Ideally, yes. In practice, not necessarily. Cicero was one of the greatest natural law theorists of all time.
 
What role does regeneration play in discerning natural law? Does a regenerate person come to more sound conclusions or is it really irrelevant to this discussion?

Dort touches on this.

There remain, however, in man since the fall, the glimmerings of natural light, whereby he retains some knowledge of God, of natural things, and of the differences between good and evil, and discovers some regard for virtue, good order in society, and for maintaining an orderly external deportment. But so far is this light of nature from being sufficient to bring him to a saving knowledge of God and to true conversion, that he is incapable of using it aright even in things natural and civil. Nay, further, this light, such as it is, man in various ways renders wholly polluted and holds it in unrighteousness, by doing which he becomes inexcusable before God.
 
Dort touches on this.

There remain, however, in man since the fall, the glimmerings of natural light, whereby he retains some knowledge of God, of natural things, and of the differences between good and evil, and discovers some regard for virtue, good order in society, and for maintaining an orderly external deportment.

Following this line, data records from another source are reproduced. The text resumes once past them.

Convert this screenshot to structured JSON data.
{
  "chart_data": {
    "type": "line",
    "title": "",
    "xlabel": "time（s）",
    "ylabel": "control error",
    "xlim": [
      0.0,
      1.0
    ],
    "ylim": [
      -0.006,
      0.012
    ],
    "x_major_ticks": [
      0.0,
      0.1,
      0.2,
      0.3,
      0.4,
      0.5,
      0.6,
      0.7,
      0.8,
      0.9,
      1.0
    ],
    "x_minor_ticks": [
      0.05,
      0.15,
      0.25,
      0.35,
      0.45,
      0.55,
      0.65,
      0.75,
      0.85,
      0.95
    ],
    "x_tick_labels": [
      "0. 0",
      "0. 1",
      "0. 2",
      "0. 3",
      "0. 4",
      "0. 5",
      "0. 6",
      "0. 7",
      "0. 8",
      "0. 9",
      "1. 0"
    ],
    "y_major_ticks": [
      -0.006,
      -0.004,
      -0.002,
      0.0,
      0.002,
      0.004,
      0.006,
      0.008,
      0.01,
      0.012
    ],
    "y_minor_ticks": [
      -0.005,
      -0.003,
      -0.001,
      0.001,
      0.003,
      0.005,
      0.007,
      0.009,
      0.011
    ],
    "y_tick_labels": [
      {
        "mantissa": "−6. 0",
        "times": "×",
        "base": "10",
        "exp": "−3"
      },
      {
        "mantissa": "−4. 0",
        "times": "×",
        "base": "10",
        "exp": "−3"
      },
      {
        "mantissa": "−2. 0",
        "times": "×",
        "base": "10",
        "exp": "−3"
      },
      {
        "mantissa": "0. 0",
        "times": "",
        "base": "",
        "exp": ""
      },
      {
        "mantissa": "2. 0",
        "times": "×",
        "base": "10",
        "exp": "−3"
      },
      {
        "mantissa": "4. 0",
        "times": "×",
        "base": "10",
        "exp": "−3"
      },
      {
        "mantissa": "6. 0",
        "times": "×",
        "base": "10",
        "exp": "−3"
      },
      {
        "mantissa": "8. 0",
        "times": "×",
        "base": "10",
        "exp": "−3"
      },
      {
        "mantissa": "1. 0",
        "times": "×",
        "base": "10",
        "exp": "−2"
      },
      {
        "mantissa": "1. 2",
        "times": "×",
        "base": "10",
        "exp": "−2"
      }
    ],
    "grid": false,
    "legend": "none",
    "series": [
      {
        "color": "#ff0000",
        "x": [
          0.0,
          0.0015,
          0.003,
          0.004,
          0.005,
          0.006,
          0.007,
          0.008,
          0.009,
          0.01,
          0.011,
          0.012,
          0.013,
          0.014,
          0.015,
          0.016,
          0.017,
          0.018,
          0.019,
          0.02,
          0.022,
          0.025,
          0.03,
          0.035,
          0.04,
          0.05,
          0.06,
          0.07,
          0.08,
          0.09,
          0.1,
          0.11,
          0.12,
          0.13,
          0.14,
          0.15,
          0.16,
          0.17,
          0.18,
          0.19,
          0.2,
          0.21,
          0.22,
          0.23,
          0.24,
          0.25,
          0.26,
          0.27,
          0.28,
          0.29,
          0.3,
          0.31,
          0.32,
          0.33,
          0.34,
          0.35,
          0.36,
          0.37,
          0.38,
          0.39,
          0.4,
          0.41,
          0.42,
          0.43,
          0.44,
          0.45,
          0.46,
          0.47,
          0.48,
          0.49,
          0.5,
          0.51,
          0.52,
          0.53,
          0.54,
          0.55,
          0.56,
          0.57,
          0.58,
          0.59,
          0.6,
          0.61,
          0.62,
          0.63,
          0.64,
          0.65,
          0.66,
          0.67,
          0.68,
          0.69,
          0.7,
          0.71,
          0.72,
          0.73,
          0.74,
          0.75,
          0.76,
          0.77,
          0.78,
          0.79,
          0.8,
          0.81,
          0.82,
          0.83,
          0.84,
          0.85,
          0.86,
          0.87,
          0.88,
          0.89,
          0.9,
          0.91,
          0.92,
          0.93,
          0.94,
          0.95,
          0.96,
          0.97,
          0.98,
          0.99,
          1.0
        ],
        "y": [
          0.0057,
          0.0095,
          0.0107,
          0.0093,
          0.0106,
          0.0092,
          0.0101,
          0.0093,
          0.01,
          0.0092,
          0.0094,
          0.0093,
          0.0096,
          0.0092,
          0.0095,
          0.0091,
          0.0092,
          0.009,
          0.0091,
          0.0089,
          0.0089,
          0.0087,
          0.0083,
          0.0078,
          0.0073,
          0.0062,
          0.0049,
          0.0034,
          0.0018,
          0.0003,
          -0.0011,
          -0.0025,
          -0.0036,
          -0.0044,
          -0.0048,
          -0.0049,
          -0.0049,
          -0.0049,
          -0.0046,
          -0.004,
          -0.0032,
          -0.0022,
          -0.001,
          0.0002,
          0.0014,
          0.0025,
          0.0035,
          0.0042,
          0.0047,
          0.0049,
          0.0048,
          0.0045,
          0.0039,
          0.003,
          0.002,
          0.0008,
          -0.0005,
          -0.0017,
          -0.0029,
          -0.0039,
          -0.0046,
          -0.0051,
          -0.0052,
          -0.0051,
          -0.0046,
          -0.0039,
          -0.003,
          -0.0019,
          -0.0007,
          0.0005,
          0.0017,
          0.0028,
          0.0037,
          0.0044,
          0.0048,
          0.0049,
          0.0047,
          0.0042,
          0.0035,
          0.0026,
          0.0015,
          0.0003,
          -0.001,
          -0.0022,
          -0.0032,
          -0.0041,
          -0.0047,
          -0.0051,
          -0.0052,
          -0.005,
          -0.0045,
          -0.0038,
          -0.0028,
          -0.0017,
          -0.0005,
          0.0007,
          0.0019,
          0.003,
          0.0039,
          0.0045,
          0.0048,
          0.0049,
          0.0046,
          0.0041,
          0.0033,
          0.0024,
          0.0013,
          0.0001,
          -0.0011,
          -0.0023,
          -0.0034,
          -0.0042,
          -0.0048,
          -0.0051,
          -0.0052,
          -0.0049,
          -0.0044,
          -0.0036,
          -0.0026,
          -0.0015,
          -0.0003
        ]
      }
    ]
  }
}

But so far is this light of nature from being sufficient to bring him to a saving knowledge of God and to true conversion, that he is incapable of using it aright even in things natural and civil. Nay, further, this light, such as it is, man in various ways renders wholly polluted and holds it in unrighteousness, by doing which he becomes inexcusable before God.
It’s telling…. Only the threat of punishment will really keep the masses in check. And now when the inmates are running the asylum even the glimmering light is extinguished.